Washington and Beijing have appeared to have made some headway in resolving the dispute over trade after a prolonged deadlock. US President Donald Trump said that both sides reached a very substantial 'phase one' deal. Discussing the global picture in this context, Richard Harris, CEO of Port Shelter Investment Management, said the deal has been on the table for a long time and has just been re-announced but it hasn’t been signed yet. "So there are concerns about how real it actually is and whether the Chinese can execute it," he added.
As part of this partial deal, China will purchase between $40 billion and $50 billion worth of US agricultural products. It will also address intellectual property and financial services concerns, Trump had said. However, Chinese import of agricultural goods was only around $5 billion last year.
According to Harris, there is a big disconnect in what President Trump is saying. "The deal has been sort of agreed but it is very difficult for the Chinese to execute it because the person on the street has to buy these goods. It looks like the deal has been rather oversold and the European markets are starting to reflect that," he said in an interview with CNBC-TV18.

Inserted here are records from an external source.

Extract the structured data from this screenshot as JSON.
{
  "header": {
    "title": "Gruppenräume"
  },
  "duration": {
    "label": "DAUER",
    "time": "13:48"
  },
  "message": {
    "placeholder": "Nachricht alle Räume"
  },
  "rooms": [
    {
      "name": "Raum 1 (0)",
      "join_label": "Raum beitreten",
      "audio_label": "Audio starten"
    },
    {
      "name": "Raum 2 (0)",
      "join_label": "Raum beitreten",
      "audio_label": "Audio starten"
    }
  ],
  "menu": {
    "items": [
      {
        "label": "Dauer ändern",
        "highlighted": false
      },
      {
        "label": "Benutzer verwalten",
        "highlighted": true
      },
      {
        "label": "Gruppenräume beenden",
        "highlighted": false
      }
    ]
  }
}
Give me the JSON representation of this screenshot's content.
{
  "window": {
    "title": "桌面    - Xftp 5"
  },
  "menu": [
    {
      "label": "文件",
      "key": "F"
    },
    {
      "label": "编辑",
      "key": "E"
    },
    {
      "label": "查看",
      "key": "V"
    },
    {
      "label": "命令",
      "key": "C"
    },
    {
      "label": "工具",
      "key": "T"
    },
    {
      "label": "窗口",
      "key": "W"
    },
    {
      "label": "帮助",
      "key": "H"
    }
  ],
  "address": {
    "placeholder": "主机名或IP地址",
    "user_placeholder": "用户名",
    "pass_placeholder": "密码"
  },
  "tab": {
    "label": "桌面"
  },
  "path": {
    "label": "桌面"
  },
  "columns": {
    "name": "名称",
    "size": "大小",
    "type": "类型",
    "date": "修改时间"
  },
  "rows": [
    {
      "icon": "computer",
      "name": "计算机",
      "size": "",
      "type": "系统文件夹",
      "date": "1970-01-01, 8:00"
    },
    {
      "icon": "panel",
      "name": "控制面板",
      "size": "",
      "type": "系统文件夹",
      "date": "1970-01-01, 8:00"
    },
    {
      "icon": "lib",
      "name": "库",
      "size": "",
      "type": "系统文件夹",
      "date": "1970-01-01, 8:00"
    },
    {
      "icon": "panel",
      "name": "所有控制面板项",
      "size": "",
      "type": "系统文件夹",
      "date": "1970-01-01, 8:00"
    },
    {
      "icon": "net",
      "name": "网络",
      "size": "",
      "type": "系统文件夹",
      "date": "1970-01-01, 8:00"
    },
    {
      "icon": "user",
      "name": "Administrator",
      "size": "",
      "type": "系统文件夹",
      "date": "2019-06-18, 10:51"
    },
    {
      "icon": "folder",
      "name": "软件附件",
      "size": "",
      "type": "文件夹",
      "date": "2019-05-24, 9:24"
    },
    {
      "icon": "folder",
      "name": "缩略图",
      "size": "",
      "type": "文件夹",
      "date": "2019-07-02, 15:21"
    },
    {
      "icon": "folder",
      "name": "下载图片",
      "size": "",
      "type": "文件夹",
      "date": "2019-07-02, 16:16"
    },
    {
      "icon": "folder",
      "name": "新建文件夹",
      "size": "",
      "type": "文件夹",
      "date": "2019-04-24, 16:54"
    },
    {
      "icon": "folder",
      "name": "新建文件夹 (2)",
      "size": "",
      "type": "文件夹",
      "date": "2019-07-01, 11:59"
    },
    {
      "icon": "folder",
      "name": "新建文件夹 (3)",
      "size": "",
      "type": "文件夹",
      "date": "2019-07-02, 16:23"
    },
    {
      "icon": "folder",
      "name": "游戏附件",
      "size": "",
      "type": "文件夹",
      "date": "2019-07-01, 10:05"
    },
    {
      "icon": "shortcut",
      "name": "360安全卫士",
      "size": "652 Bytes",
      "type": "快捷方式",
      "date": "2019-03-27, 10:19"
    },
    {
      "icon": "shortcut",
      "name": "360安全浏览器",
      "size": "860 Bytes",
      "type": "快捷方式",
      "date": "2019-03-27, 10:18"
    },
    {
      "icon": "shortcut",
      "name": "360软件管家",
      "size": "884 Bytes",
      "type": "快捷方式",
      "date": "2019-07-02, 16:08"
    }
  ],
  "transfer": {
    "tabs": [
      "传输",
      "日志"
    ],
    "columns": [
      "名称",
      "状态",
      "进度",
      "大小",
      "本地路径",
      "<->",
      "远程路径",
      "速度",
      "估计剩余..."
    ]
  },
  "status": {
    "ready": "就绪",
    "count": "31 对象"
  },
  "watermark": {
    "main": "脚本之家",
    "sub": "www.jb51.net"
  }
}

He pointed out that Trump needs a deal to say how good things are ahead of the election but whatever deal is going to happen, it is going to come on a
line-to-line, item-by-item basis. "That is why the whole thing about the agriculture deal looked quite positive because it looks like a start on
line-to-line basis,” he noted.
According to Harris, the biggest issue is about intellectual property and access to the Chinese market and that is equivalent to access that the Chinese have to other peoples’ market and that is the key. "The Chinese do understand their economy well. They do understand that a lot of reforms are needed but they are not going to do it under pressure, they will do it when the spotlight comes off and it looks like Trump is not willing to let that spotlight go,” said Harris.